S h o r t F i c t i o n
/ E s s a y s
Liberating History
History (that is, as it comes packaged in
school classes) tends to be one of the sad casualties of these times. I
mean, very few people get charged up about the past from going through the
text, answering the questions at the end of the chapter and doing the
mental gymnastics necessary to memorize the requisite names and dates for the
test. Some short time down the road, most people do a brain dump, shaking
out said names and dates like old candy wrappers from a waste basket in
order to have room for the next class's temporary storage needs.
In spite of having put in a number of years in college and grad school, I
never really 'met' history until years later, after I'd started homeschooling my kids. Paul was supposed to study California history for
fourth grade (this was back when we still paid attention to the 'right'
curriculum for a given year), and as I skimmed through the old state text
I'd salvaged from a pile of giveaway books, I knew for certain that Paul,
a devoted reader, would no more be enticed by this stuff than a kid who's
been served a plate of sawdust while everyone around him gets pizza.

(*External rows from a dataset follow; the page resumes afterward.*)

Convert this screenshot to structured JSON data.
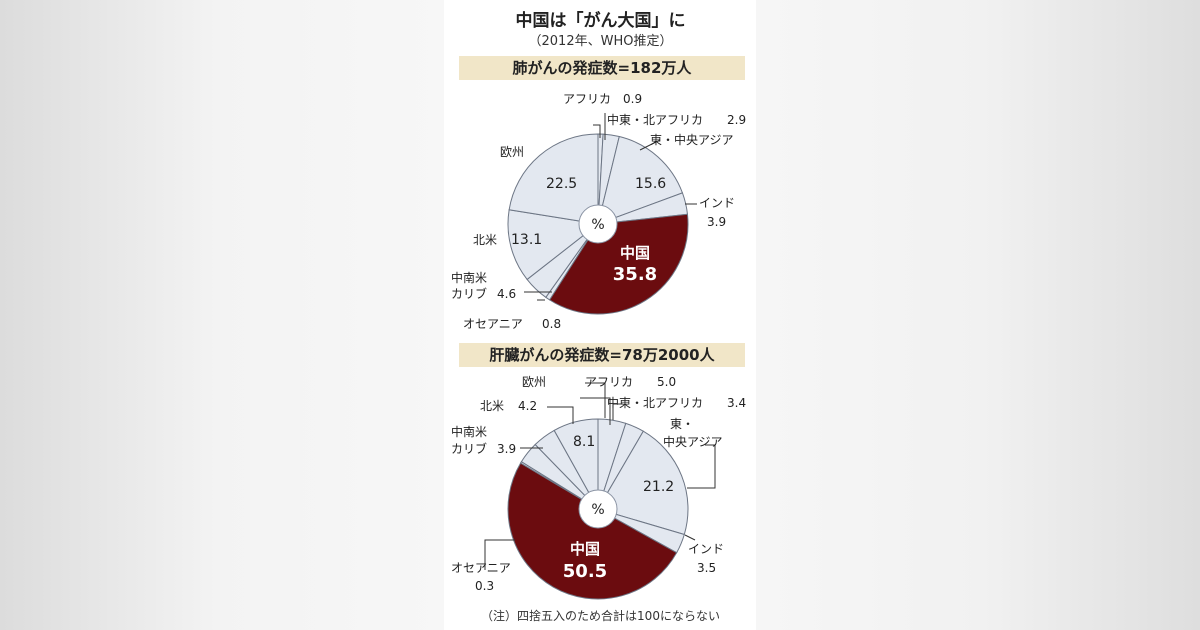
{
  "title": "中国は「がん大国」に",
  "subtitle": "（2012年、WHO推定）",
  "note": "（注）四捨五入のため合計は100にならない",
  "chart_data": [
    {
      "type": "pie",
      "title": "肺がんの発症数=182万人",
      "center_label": "%",
      "highlight_color": "#6b0c0f",
      "slice_color": "#e3e8f0",
      "slices": [
        {
          "name": "アフリカ",
          "value": 0.9,
          "value_label": "0.9"
        },
        {
          "name": "中東・北アフリカ",
          "value": 2.9,
          "value_label": "2.9"
        },
        {
          "name": "東・中央アジア",
          "value": 15.6,
          "value_label": "15.6"
        },
        {
          "name": "インド",
          "value": 3.9,
          "value_label": "3.9"
        },
        {
          "name": "中国",
          "value": 35.8,
          "value_label": "35.8",
          "highlight": true
        },
        {
          "name": "オセアニア",
          "value": 0.8,
          "value_label": "0.8"
        },
        {
          "name": "中南米カリブ",
          "value": 4.6,
          "value_label": "4.6"
        },
        {
          "name": "北米",
          "value": 13.1,
          "value_label": "13.1"
        },
        {
          "name": "欧州",
          "value": 22.5,
          "value_label": "22.5"
        }
      ]
    },
    {
      "type": "pie",
      "title": "肝臓がんの発症数=78万2000人",
      "center_label": "%",
      "highlight_color": "#6b0c0f",
      "slice_color": "#e3e8f0",
      "slices": [
        {
          "name": "アフリカ",
          "value": 5.0,
          "value_label": "5.0"
        },
        {
          "name": "中東・北アフリカ",
          "value": 3.4,
          "value_label": "3.4"
        },
        {
          "name": "東・中央アジア",
          "value": 21.2,
          "value_label": "21.2"
        },
        {
          "name": "インド",
          "value": 3.5,
          "value_label": "3.5"
        },
        {
          "name": "中国",
          "value": 50.5,
          "value_label": "50.5",
          "highlight": true
        },
        {
          "name": "オセアニア",
          "value": 0.3,
          "value_label": "0.3"
        },
        {
          "name": "中南米カリブ",
          "value": 3.9,
          "value_label": "3.9"
        },
        {
          "name": "北米",
          "value": 4.2,
          "value_label": "4.2"
        },
        {
          "name": "欧州",
          "value": 8.1,
          "value_label": "8.1"
        }
      ]
    }
  ]
}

I started through the material, looking for the main points (the story,
really), and after much searching, knee-deep in the aforementioned names
and dates, I found it. California history became a story we recited, a
one-thing-leads-to-another tale that made sense and that, hence, was easy
to remember.
I discovered the importance of good metaphor in teaching. I poked into
Roman history and began to realize that history is simply human nature
played out over and over on a huge canvas. Eventually we discovered
British techno-historian James Burke's original 'Connections'
series--wonderful, fascinating stuff that filled in the answers to the
'why' questions I suddenly realized I'd been carrying around for years.
The boys--all four of them--are History Channel junkies. Without any
directives from me, they've learned much more than I did in all my years
of school. It's been a simple matter of discovery (and it's amazing the
difference in retention between things you have to do and things
you get to do.) They can explain what the Maginot Line is, tell you
what went wrong in World War II, discuss the evolution of weaponry or the
motivations of the Vikings. Better yet, they're absorbing history's
lessons and applying them to what they see going on today. They recognize
the parallels, they know the trends and where they're likely to
lead... because they know where they've led in the past.
Also, thankfully, they never learned to think of history as a plate of
sawdust. If only school classes in history could be presented in a way
that's equally compelling. How much history would we not be doomed to
repeat if people were to truly absorb the lessons of the past?